The U.S. Department of Education has terminated agreements with five school districts and a college that required schools to follow an interpretation embraced by the Biden and Obama administrations extending sex-discrimination protections to transgender students.
The move marks the first known instance of the Trump administration terminating civil rights settlements previously negotiated with schools or school districts.
The five school districts — Cape Henlopen School District in Delaware, which serves Rehoboth Beach; Fife School District in Washington State; Delaware Valley School District in Pennsylvania; La Mesa-Spring Valley School District in California; and Sacramento City Unified School District — along with Taft College in California’s Central Valley, reached those agreements with past administrations following alleged incidents of discrimination involving transgender or nonbinary students.

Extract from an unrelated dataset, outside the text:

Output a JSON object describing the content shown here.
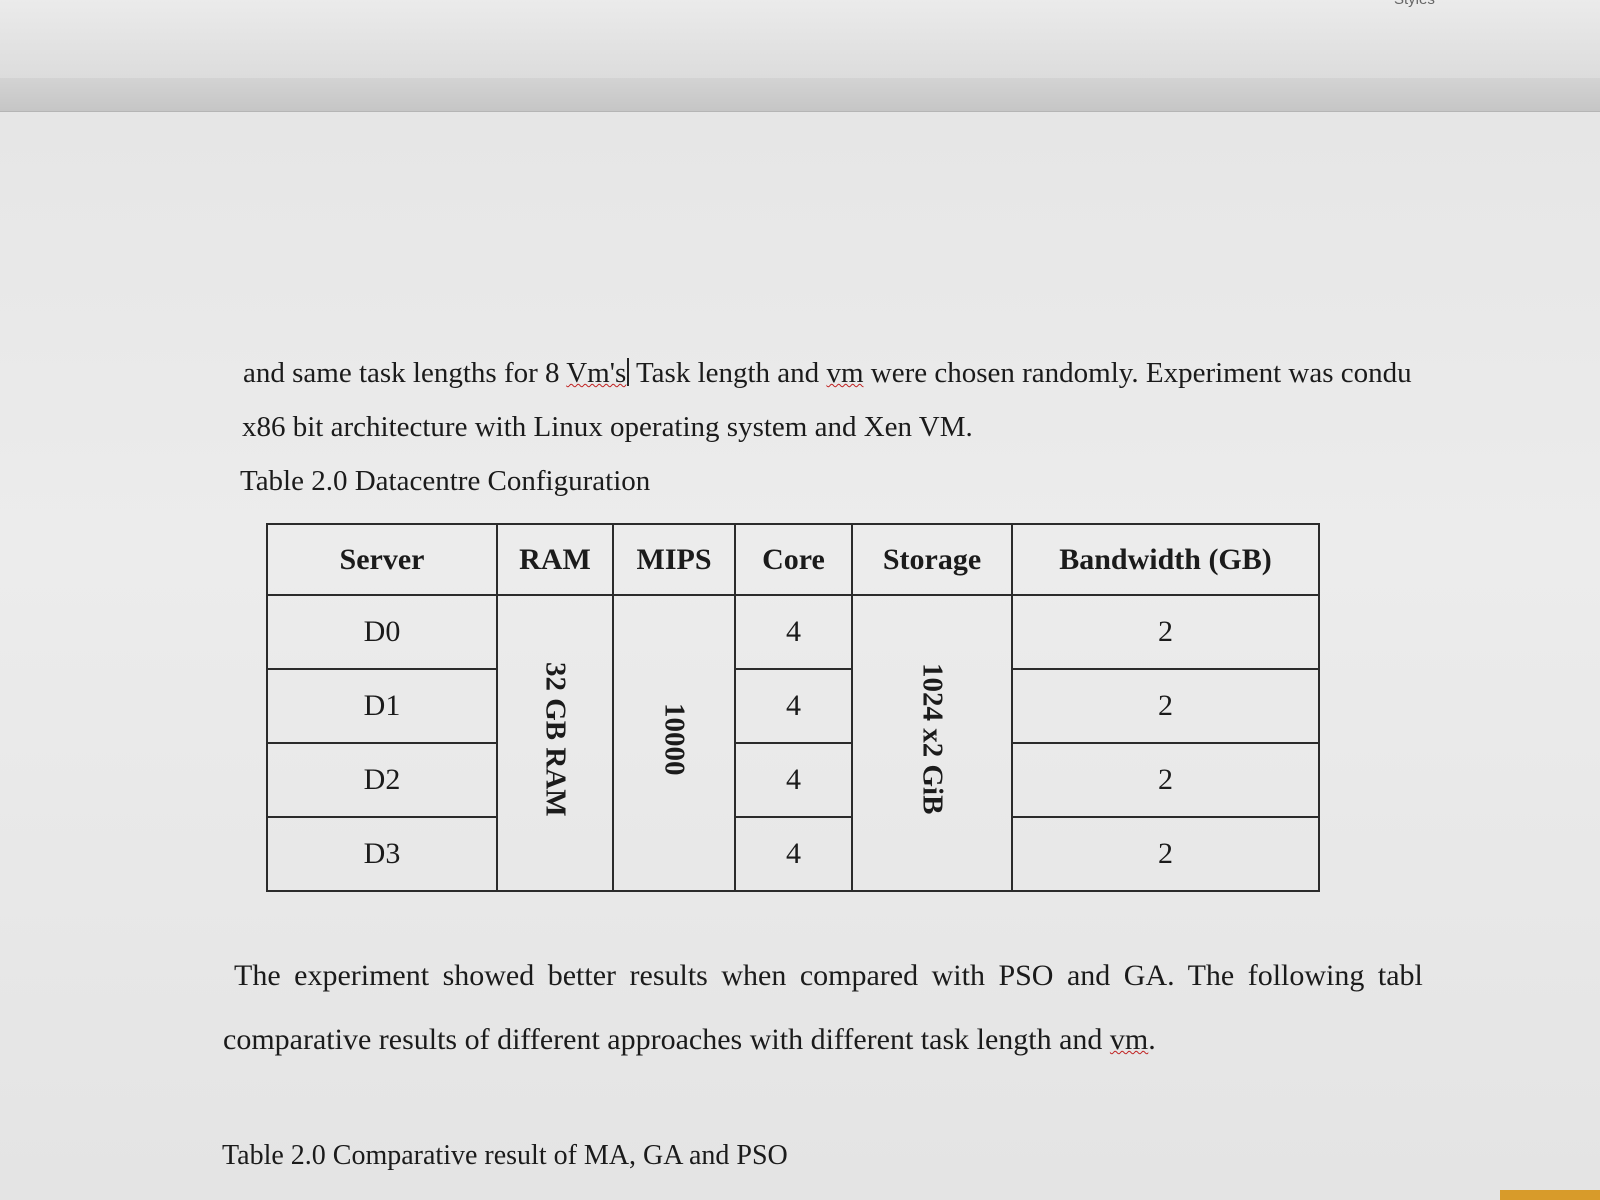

Both the Biden and Obama administrations interpreted Title IX — the federal law prohibiting sex-based discrimination in education — as protecting transgender individuals, arguing they would otherwise have been treated differently or denied access to certain facilities or activities based on their sex assigned at birth.
In a news release, the Education Department accused the Biden and Obama administrations of having “distorted the law” by investigating discrimination based on a student’s gender identity rather than biological sex.
“Today, the Trump Administration is removing the unnecessary and unlawful burdens that prior Administrations imposed on schools in its relentless pursuit of a radical transgender agenda,” said Assistant Secretary for Civil Rights Kimberly Richey in the release.
Richey also said the Trump administration has opened multiple civil rights investigations into schools, states, and districts that allow transgender students to use bathrooms or locker rooms aligned with their gender identity, or permit transgender girls and women to compete on female sports teams.
The administration has threatened some districts with the loss of federal funds if they do not adopt such policies. It has also sued California for allowing a transgender athlete to compete as a female — even though the state’s newly adopted scoring system prevents that athlete’s performance from displacing any cisgender competitors. More recently, the administration sued Minnesota for not prohibiting transgender competitors in female sports.